A Venn diagram makes the “or” concept immediately visual. Draw two overlapping circles inside a rectangle. Each circle represents one event, and the rectangle represents all possible outcomes. The “or” of the two events is the entire shaded region covering both circles, including the overlap in the middle. The “and” of the two events is only the overlapping sliver where the circles intersect.

For mutually exclusive events, the two circles don’t overlap at all. The “or” region is simply both circles combined, which is why you can just add the probabilities directly. For events that share outcomes, the overlapping zone shows you exactly what gets double counted and needs to be subtracted.

A Card Deck Example

Say you draw one card from a standard 52-card deck and want the probability of drawing a heart or a king. There are 13 hearts and 4 kings, but the king of hearts is both a heart and a king. Using the addition rule: 13/52 + 4/52 − 1/52 = 16/52, which simplifies to 4/13, roughly 30.8%.

Now change the question to drawing a heart or a diamond. These are mutually exclusive because no card is both a heart and a diamond. So you simply add: 13/52 + 13/52 = 26/52 = 1/2. Exactly half the deck qualifies, which makes intuitive sense since you’re combining two of the four suits.
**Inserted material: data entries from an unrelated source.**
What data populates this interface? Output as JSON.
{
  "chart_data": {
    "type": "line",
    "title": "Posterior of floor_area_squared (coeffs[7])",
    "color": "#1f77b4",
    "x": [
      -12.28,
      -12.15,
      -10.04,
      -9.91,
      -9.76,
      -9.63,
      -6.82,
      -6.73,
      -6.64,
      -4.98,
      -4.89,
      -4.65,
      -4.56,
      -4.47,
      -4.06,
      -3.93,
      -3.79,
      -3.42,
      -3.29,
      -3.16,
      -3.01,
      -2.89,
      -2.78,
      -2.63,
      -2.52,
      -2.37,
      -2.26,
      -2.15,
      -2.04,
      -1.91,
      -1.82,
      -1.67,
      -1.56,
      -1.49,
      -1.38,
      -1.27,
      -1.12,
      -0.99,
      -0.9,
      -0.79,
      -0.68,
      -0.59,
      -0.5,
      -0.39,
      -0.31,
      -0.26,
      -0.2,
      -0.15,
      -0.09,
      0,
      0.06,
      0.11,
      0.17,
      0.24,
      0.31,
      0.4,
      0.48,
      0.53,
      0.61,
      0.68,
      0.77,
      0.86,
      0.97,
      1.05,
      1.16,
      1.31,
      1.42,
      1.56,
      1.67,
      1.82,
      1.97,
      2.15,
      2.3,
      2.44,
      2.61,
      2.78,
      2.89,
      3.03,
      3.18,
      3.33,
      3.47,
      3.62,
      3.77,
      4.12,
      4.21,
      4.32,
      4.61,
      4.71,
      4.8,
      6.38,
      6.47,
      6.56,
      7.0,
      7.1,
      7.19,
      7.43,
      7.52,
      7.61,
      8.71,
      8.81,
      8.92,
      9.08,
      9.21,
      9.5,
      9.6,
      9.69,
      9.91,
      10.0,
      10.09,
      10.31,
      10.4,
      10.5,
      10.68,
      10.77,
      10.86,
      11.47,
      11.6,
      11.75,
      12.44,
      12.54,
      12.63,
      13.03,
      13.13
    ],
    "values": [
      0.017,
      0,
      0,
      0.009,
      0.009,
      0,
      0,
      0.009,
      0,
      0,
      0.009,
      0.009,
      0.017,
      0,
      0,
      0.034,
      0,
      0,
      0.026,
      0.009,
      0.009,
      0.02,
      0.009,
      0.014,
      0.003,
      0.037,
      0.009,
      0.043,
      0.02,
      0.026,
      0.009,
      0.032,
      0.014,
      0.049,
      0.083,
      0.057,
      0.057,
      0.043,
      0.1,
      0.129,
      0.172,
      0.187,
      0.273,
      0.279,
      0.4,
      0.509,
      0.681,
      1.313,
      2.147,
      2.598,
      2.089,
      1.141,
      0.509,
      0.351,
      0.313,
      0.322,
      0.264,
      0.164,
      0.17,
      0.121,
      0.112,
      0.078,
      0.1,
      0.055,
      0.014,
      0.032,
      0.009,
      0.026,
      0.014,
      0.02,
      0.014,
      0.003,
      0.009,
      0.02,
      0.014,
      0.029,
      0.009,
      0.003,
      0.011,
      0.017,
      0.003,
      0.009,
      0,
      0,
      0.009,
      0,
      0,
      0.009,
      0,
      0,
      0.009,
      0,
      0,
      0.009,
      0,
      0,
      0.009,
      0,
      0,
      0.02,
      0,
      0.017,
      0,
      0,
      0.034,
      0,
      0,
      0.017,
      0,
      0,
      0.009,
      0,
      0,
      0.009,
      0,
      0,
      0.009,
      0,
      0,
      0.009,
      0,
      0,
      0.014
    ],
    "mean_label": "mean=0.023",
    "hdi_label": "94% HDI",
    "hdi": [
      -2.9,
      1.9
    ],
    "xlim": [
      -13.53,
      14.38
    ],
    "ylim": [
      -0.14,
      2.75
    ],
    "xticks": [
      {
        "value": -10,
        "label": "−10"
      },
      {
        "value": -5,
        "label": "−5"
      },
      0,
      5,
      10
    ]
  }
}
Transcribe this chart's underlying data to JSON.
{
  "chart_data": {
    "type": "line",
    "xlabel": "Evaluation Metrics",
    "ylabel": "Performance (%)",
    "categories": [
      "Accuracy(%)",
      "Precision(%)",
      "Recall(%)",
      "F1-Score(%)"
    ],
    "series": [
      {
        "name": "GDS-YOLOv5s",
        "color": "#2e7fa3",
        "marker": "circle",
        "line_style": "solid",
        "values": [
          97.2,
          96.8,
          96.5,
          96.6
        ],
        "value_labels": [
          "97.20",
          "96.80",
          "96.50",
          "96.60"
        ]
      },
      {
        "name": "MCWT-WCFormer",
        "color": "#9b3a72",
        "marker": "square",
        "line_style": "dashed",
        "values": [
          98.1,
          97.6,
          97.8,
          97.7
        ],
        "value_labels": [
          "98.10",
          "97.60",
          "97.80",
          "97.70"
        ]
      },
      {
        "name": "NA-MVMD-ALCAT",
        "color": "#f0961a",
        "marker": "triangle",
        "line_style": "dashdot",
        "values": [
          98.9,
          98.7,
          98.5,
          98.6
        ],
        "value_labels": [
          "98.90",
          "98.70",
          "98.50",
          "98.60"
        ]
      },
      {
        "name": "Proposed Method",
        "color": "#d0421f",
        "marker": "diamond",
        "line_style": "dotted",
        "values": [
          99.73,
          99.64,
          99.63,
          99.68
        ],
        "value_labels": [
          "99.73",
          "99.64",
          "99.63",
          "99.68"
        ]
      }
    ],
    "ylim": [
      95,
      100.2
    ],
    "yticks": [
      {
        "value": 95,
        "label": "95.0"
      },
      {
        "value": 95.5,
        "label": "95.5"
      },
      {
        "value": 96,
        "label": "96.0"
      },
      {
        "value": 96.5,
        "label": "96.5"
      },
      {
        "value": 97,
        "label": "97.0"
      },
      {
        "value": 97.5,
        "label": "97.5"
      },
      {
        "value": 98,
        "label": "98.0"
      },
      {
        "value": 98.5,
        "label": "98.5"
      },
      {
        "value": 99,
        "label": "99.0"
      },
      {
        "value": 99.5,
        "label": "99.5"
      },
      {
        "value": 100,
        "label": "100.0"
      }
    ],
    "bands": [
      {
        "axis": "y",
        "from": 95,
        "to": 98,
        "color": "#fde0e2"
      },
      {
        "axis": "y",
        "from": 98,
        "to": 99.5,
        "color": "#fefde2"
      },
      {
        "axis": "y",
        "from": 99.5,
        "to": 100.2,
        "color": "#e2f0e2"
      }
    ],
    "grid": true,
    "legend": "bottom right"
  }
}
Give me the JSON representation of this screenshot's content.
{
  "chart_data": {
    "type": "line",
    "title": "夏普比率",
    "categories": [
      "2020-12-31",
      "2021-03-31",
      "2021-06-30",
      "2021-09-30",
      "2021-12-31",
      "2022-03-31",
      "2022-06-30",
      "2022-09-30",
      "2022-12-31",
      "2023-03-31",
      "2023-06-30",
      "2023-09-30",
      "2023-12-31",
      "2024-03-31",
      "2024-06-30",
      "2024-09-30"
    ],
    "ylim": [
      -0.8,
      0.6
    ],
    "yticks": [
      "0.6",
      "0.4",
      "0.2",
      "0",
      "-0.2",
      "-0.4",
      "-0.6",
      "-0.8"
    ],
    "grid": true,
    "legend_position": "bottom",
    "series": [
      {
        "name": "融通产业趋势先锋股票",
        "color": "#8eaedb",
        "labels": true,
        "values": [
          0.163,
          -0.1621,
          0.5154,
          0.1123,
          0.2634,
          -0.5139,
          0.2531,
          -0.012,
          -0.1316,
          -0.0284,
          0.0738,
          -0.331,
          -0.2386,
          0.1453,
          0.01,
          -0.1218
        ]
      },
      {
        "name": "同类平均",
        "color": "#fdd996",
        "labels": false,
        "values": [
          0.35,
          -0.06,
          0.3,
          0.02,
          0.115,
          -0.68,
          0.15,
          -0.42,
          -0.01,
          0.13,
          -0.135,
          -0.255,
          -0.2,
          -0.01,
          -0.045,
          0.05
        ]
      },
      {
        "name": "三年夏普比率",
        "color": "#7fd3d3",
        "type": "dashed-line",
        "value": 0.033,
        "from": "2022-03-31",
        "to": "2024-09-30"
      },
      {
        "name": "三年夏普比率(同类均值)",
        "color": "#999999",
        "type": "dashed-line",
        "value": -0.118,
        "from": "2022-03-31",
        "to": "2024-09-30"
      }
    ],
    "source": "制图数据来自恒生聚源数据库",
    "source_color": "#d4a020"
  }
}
Extending “Or” Beyond Two Events

The addition rule extends to three or more events, though it gets more complex. For three events A, B, and C:

P(A or B or C) = P(A) + P(B) + P(C) − P(A and B) − P(A and C) − P(B and C) + P(A and B and C)

The pattern follows the same logic. You add individual probabilities, subtract the pairwise overlaps to correct for double counting, then add back the triple overlap because it was subtracted too many times. For mutually exclusive events where no two can happen together, all the overlap terms are zero and you simply add everything up.

A useful shortcut when you need the probability of at least one success across many independent trials is the complement approach: P(at least one) = 1 − P(none). For example, if you roll a die 4 times and want the probability of getting at least one 6, it’s easier to calculate 1 − (5/6)⁴ = 1 − 625/1296 ≈ 51.8% rather than trying to add up every possible combination of one, two, three, or four sixes.